Der Sommer steht vor der Tür und wieder haben wir für Sie eine große Auswahl von Kunst- und Sammlergegenständen sowie Möbel und Schmuck zusammengestellt. Die Auktion enthält mehrere große Sammlungen. 

Eine dieser Sammlungen wurde über Jahrzehnte zum Thema Pferde- und Reitsport zusammengetragen und enthält zahlreiche Gemälde und Bronzen. Von dem aus Limoges stammenden Bildhauer Léon Bureau sind dem Kunstmarkt zahlreiche Tierbronzen bekannt. Ein Jockey zu Pferd (Lot 0243) wird in der nächsten Auktion für einen Aufrufpreis von 4.000 EUR angeboten. Aus derselben Sammlung stammen vier stimmungsvolle Gemälde des Münchners Hubert Kaplan. Im Jahr 1981 preisgekrönt im Wettbewerb „Bayrische Maler malen Bayern“, zeigen seine Malereien friedliches Landidyll oder auch vielfigurige, heitere Stadtszenen, wie die detailfreudigen Gemälde „Augsburger Sommer“ und „Augsburger Winter“ (Losnummern 0076-0079, Aufrufpreise zwischen 3.500 EUR und 10.000 EUR). 

Eine weitere Sammlung besteht aus zahlreichen Musikspielautomaten, Singvogelkäfigen und Drehorgeln aus dem 19. und 20. Jahrhundert. Unter der Nummer 0305 wird ein Gründerzeit Musik-Automat für 4.200 EUR aufgerufen, gefertigt von Polyphon, Leipzig um 1890. Ebenfalls um 1890/1900 entstand der Walzenspielautomat mit passendem Untergestell (Lot 0306, Aufrufpreis 6.200 EUR), der mit drei Walzen zu je zwölf Liedern ausgestattet ist. 
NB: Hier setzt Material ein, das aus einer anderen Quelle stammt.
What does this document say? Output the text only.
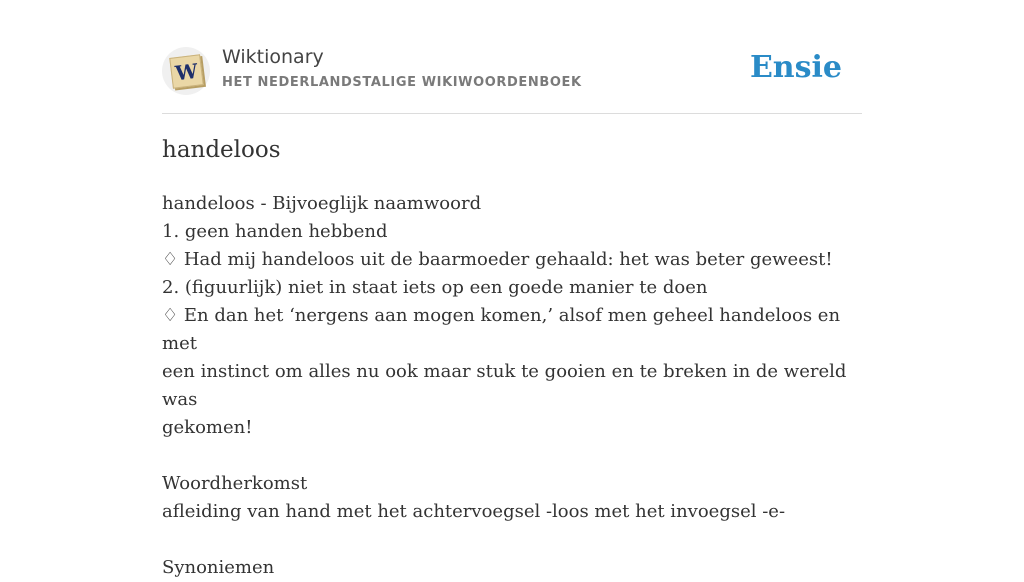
W
Wiktionary
HET NEDERLANDSTALIGE WIKIWOORDENBOEK	Ensie
handeloos
handeloos - Bijvoeglijk naamwoord
1. geen handen hebbend
♢ Had mij handeloos uit de baarmoeder gehaald: het was beter geweest!
2. (figuurlijk) niet in staat iets op een goede manier te doen
♢ En dan het ‘nergens aan mogen komen,’ alsof men geheel handeloos en met
een instinct om alles nu ook maar stuk te gooien en te breken in de wereld was
gekomen!
Woordherkomst
afleiding van hand met het achtervoegsel -loos met het invoegsel -e-
Synoniemen
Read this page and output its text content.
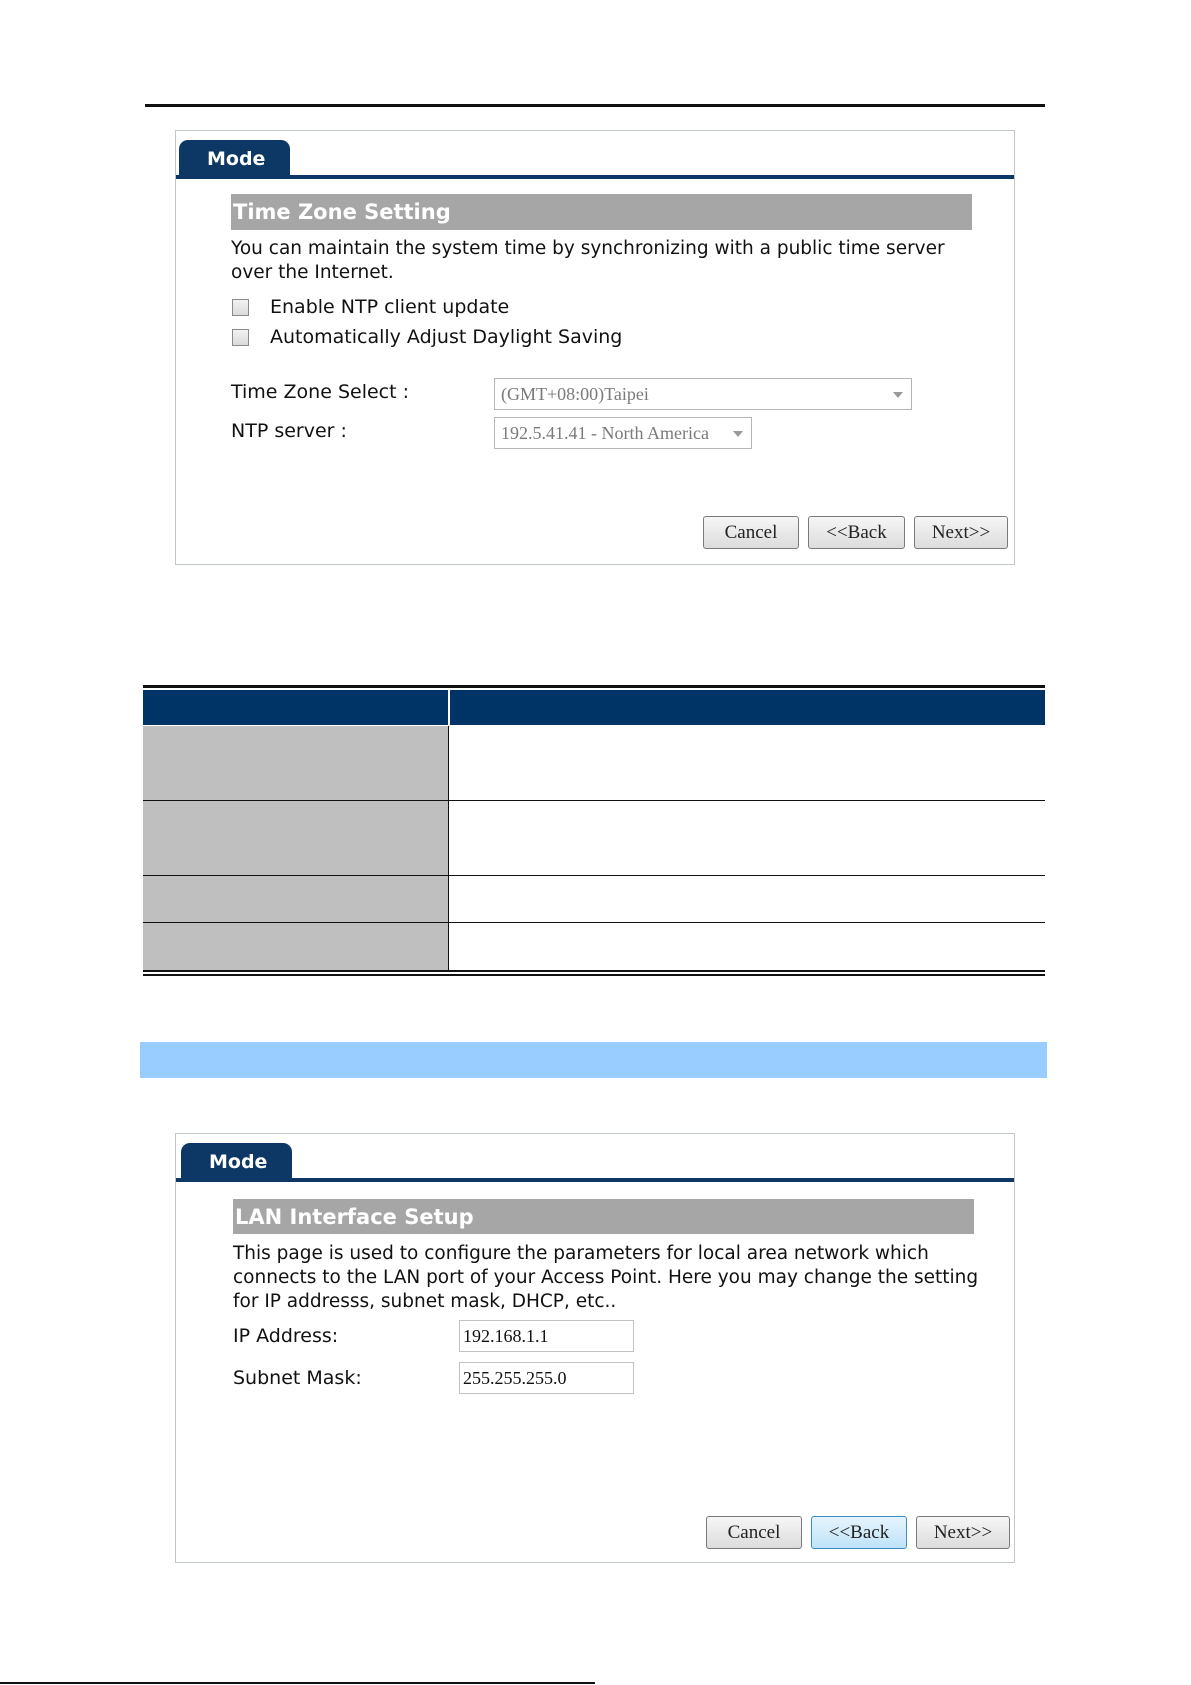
Mode
Time Zone Setting
You can maintain the system time by synchronizing with a public time server over the Internet.
Enable NTP client update
Automatically Adjust Daylight Saving
Time Zone Select :	(GMT+08:00)Taipei
NTP server :	192.5.41.41 - North America
Cancel	<<Back	Next>>
Mode
LAN Interface Setup
This page is used to configure the parameters for local area network which connects to the LAN port of your Access Point. Here you may change the setting for IP addresss, subnet mask, DHCP, etc..
IP Address:	192.168.1.1
Subnet Mask:	255.255.255.0
Cancel	<<Back	Next>>
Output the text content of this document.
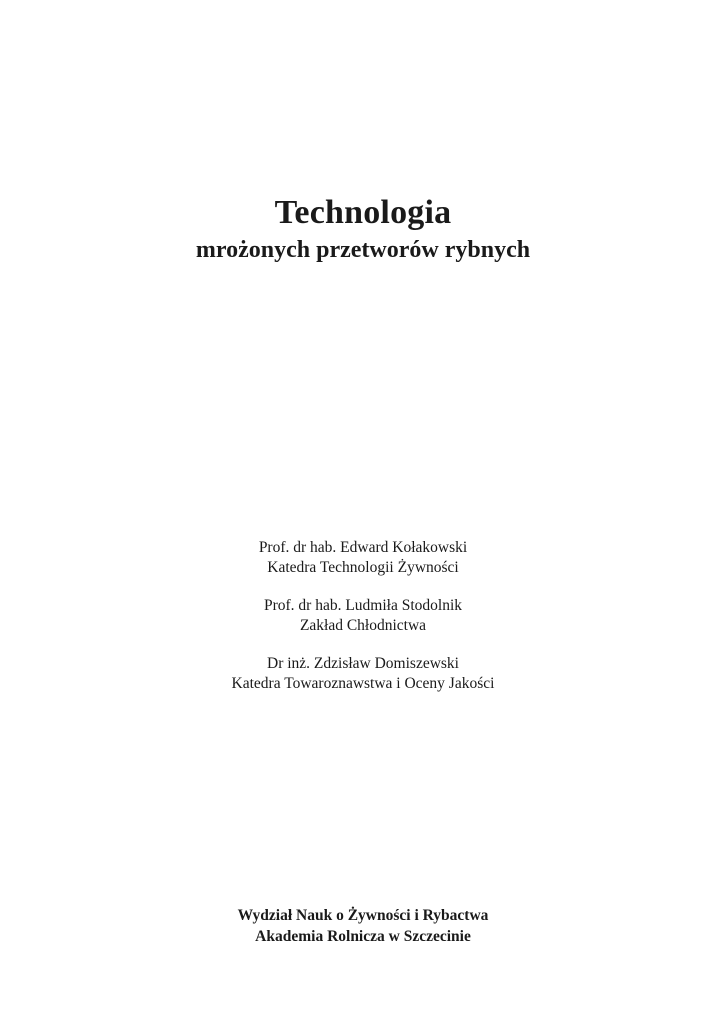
Technologia
mrożonych przetworów rybnych
Prof. dr hab. Edward Kołakowski
Katedra Technologii Żywności
Prof. dr hab. Ludmiła Stodolnik
Zakład Chłodnictwa
Dr inż. Zdzisław Domiszewski
Katedra Towaroznawstwa i Oceny Jakości
Wydział Nauk o Żywności i Rybactwa
Akademia Rolnicza w Szczecinie
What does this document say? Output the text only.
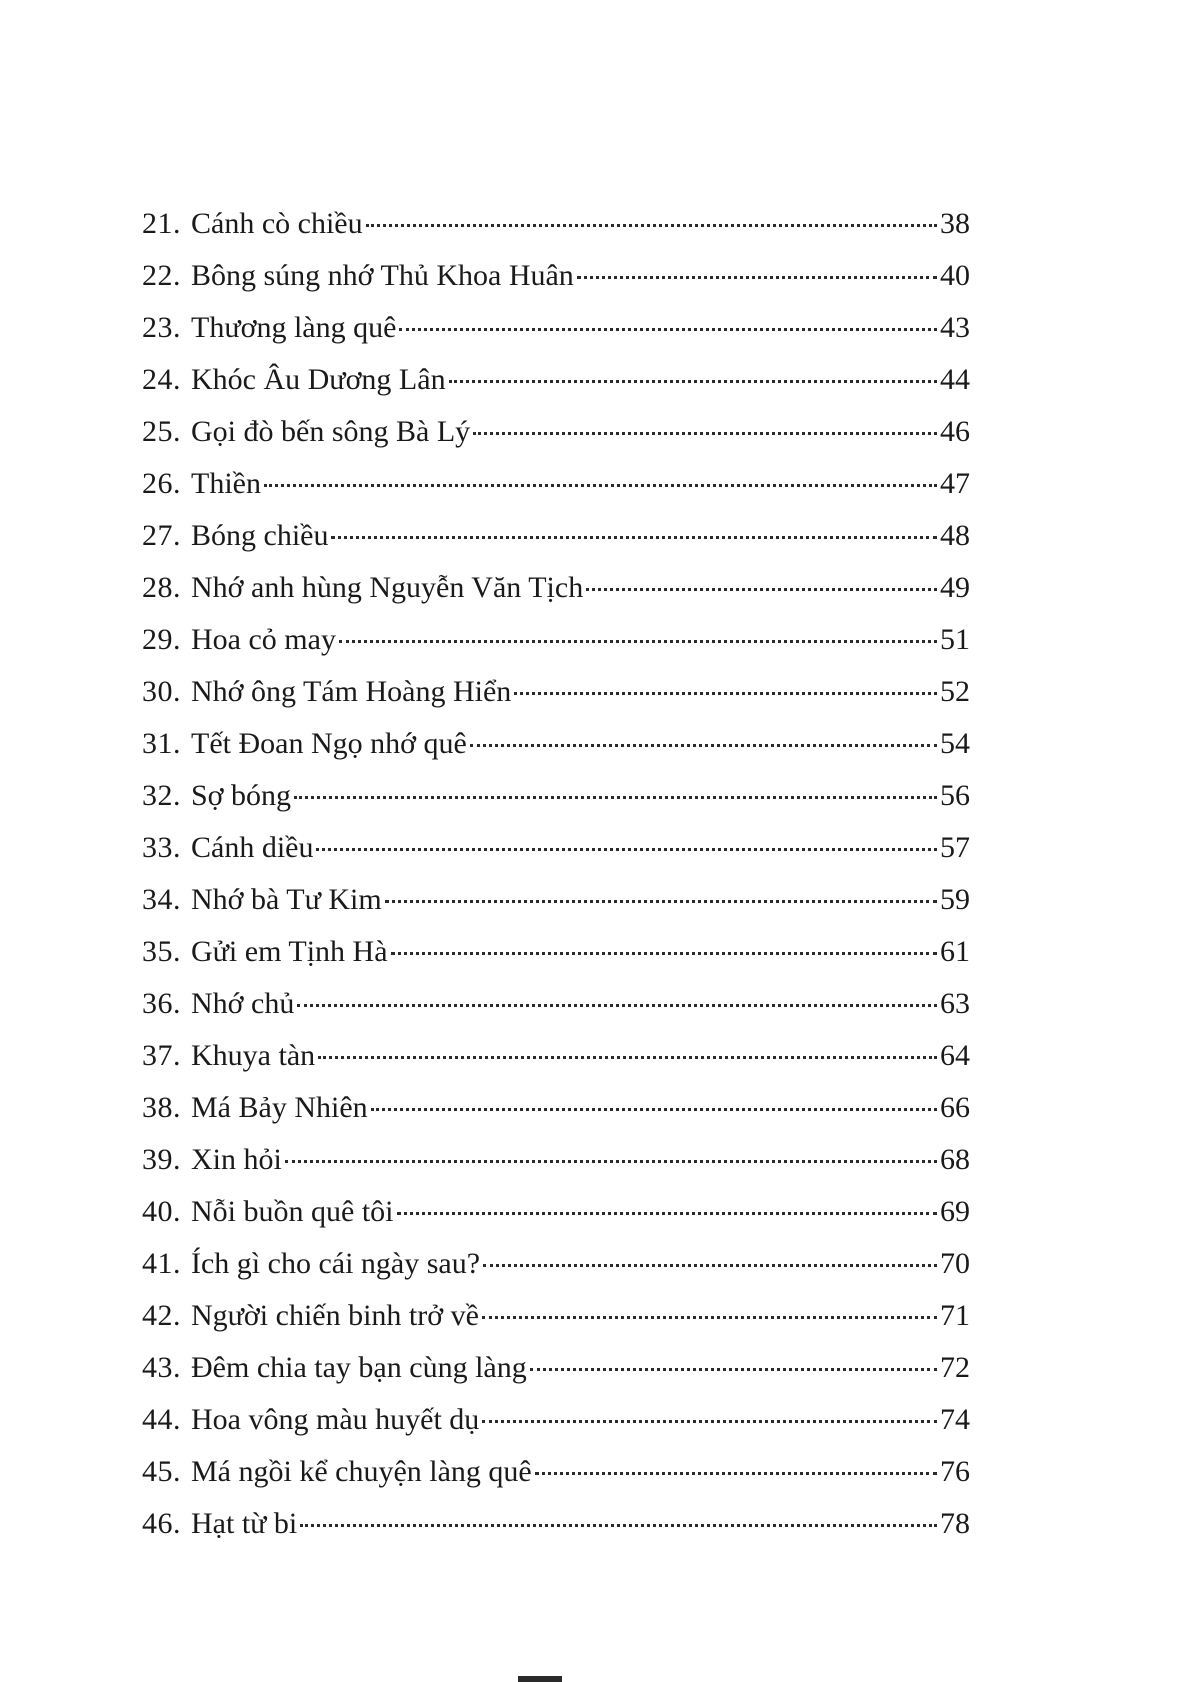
21. Cánh cò chiều	38
22. Bông súng nhớ Thủ Khoa Huân	40
23. Thương làng quê	43
24. Khóc Âu Dương Lân	44
25. Gọi đò bến sông Bà Lý	46
26. Thiền	47
27. Bóng chiều	48
28. Nhớ anh hùng Nguyễn Văn Tịch	49
29. Hoa cỏ may	51
30. Nhớ ông Tám Hoàng Hiển	52
31. Tết Đoan Ngọ nhớ quê	54
32. Sợ bóng	56
33. Cánh diều	57
34. Nhớ bà Tư Kim	59
35. Gửi em Tịnh Hà	61
36. Nhớ chủ	63
37. Khuya tàn	64
38. Má Bảy Nhiên	66
39. Xin hỏi	68
40. Nỗi buồn quê tôi	69
41. Ích gì cho cái ngày sau?	70
42. Người chiến binh trở về	71
43. Đêm chia tay bạn cùng làng	72
44. Hoa vông màu huyết dụ	74
45. Má ngồi kể chuyện làng quê	76
46. Hạt từ bi	78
Eine Federzeichnung in Tusche sowie drei druckgraphische Werke des bedeutenden deutschen Expressionisten Max Pechstein (Losnummern 0016, 0193-0195) sind in der kommenden Auktion vertreten. Das vorliegende Blatt ist wohl eine unmittelbare Vorzeichnung zu dem bekannten „Palau-Triptychon“, beziehungsweise zu deren Mitteltafel („Heimkehrende Kanus“, Aufrufpreis 4.000 EUR). Auch die Kaltnadelradierungen, die als Illustrationen zu dem Buch „Yali und sein weißes Weib“ entstanden, zeugen von den auf Reisen gewonnenen Eindrücken (Aufrufpreise zwischen 400 und 600 EUR). 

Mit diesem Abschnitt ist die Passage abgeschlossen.